Claimants who became unemployed
Most insurers do not pay disability claims for clients who have become unemployed, even if they have continued to pay their monthly premiums. In a COVID context, this is a big problem, as more and more people are becoming unemployed precisely at a time when South Africans are more likely than ever to get sick. At BrightRock, however, we cover clients for a period of up to 12 months from the date of their unemployment. So, if you have been unemployed for a few months and something happens to you that would have rendered you unable to work had you still been working, then we would pay the claim as such, based on what you were doing and earning when you last worked. The spirit behind this position is that we believe that most clients would be actively looking for work while they were unemployed and that their situation of joblessness is just a temporary one.
Claimants who find it difficult to prove their income
This is another case where insurers would require policyholders to inform them of the change in their circumstances. For example, let’s say our small business owner in my first example has had to close his doors temporarily. He is now doing DIY jobs to earn some income to tide him over. Should he need to claim, however, he won’t be able to prove that his earnings match the income amount he is insured for. In these cases, BrightRock encourages its clients to submit their proof of income when they take out their policy, or anytime before a claim event happens. If they have done this, then we will cover them for the income amount that they are insured for, not necessarily what they’re earning in their current situation. So, a businessman who was earning R40,000 a month before his company closed and is now earning R10,000 a month through odd jobs will still get a payment of R40,000 a month if a claim event happens during this period, provided he had proven his larger income to us before losing his job.
Policies with sustainable increases
Turning our attention away from the claim stage and towards policy increases, it might seem obvious to point out that during this period of economic difficulty, the last thing clients need right now is a steep premium increase. In financially tough times like these, this could result in clients having to cancel their policy as their increase is simply not sustainable, which would leave them completely exposed. As a financial adviser, a key concern is ensuring that your clients have a sustainable cover that they can afford for a long period to help them weather this current storm and any future periods of uncertainty. That’s why it is critical to avoid aggressive funding patterns that may initially look attractive to clients only to become unsustainable four or five years down the line, perhaps when we are in the midst of another crisis.

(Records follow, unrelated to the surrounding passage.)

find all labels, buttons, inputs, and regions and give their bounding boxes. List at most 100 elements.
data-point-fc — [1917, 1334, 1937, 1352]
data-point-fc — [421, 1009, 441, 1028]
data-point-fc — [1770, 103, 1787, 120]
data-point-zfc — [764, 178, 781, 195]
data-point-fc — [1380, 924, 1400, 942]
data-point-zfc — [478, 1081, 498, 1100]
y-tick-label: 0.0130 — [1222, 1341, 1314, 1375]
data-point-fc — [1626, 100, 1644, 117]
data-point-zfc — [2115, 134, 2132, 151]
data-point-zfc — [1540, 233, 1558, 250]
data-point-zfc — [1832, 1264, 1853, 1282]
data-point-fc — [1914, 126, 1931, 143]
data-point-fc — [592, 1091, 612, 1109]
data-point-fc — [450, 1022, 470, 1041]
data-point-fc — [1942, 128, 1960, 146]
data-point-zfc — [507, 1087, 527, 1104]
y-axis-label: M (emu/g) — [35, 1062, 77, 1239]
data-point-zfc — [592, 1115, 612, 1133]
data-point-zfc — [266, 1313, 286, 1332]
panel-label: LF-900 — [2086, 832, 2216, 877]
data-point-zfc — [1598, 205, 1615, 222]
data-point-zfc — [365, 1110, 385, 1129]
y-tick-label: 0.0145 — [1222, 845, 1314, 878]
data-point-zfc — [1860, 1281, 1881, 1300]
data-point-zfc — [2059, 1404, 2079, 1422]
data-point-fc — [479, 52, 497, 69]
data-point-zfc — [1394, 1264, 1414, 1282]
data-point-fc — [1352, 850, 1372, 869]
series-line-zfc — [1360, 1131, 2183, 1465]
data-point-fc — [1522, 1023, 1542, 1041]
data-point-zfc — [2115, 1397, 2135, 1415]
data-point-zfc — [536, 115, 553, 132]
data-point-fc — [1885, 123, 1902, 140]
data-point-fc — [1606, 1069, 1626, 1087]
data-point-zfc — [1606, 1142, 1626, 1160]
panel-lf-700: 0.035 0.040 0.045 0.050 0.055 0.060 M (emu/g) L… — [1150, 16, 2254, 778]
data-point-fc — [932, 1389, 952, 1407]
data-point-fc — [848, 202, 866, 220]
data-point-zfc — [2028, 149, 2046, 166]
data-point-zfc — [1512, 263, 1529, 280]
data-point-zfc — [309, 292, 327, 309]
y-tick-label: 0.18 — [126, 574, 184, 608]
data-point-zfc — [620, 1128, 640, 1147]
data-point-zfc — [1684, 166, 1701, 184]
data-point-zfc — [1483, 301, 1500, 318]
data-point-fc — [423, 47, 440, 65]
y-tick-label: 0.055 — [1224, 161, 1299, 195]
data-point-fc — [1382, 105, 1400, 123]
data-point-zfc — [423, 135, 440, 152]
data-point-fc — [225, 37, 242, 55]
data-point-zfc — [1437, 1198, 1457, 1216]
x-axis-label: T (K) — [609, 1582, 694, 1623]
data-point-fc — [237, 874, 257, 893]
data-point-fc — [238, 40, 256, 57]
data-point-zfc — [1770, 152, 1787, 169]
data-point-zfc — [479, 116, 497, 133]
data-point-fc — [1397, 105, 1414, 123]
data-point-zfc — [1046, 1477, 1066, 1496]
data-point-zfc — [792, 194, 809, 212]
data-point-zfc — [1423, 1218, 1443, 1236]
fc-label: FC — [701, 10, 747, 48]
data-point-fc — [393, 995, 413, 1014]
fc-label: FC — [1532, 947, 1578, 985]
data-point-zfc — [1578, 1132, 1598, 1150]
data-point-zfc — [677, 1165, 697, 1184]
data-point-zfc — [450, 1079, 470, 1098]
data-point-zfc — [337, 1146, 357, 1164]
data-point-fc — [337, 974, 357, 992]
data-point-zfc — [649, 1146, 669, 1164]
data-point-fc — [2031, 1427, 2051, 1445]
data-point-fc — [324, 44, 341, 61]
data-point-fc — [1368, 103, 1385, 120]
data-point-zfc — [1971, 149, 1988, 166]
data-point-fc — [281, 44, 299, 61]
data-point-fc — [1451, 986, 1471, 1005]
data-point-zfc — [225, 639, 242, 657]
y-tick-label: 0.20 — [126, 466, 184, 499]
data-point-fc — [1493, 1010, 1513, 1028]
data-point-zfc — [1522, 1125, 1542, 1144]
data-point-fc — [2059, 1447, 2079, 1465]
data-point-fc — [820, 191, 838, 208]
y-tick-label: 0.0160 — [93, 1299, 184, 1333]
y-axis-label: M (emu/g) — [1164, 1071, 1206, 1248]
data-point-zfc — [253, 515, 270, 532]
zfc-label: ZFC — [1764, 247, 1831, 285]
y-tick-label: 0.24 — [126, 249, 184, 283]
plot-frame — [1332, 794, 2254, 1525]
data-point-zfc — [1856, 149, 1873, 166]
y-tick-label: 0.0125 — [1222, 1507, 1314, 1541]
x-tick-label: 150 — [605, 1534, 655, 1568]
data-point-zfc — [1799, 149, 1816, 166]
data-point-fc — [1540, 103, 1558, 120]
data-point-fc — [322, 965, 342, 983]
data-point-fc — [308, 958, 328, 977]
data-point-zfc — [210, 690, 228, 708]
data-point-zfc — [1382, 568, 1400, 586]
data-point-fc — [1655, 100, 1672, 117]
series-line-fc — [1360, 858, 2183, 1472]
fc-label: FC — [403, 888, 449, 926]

As a financial adviser, you play an invaluable role in helping your clients navigate all of these situations and ensure they are fully informed about all the nuances that can help them claim without hassle. It’s also important to advise your clients to be open with their insurance company should they fall on hard times. As your experience has most likely taught you, insurers are usually willing to make a plan for clients who are in a phase of financial difficulty and are unable to pay their full premiums for a short period.
Encourage clients to reach out and be upfront about the difficulties they face, so they don’t have to lose their cover at a time when they need it most.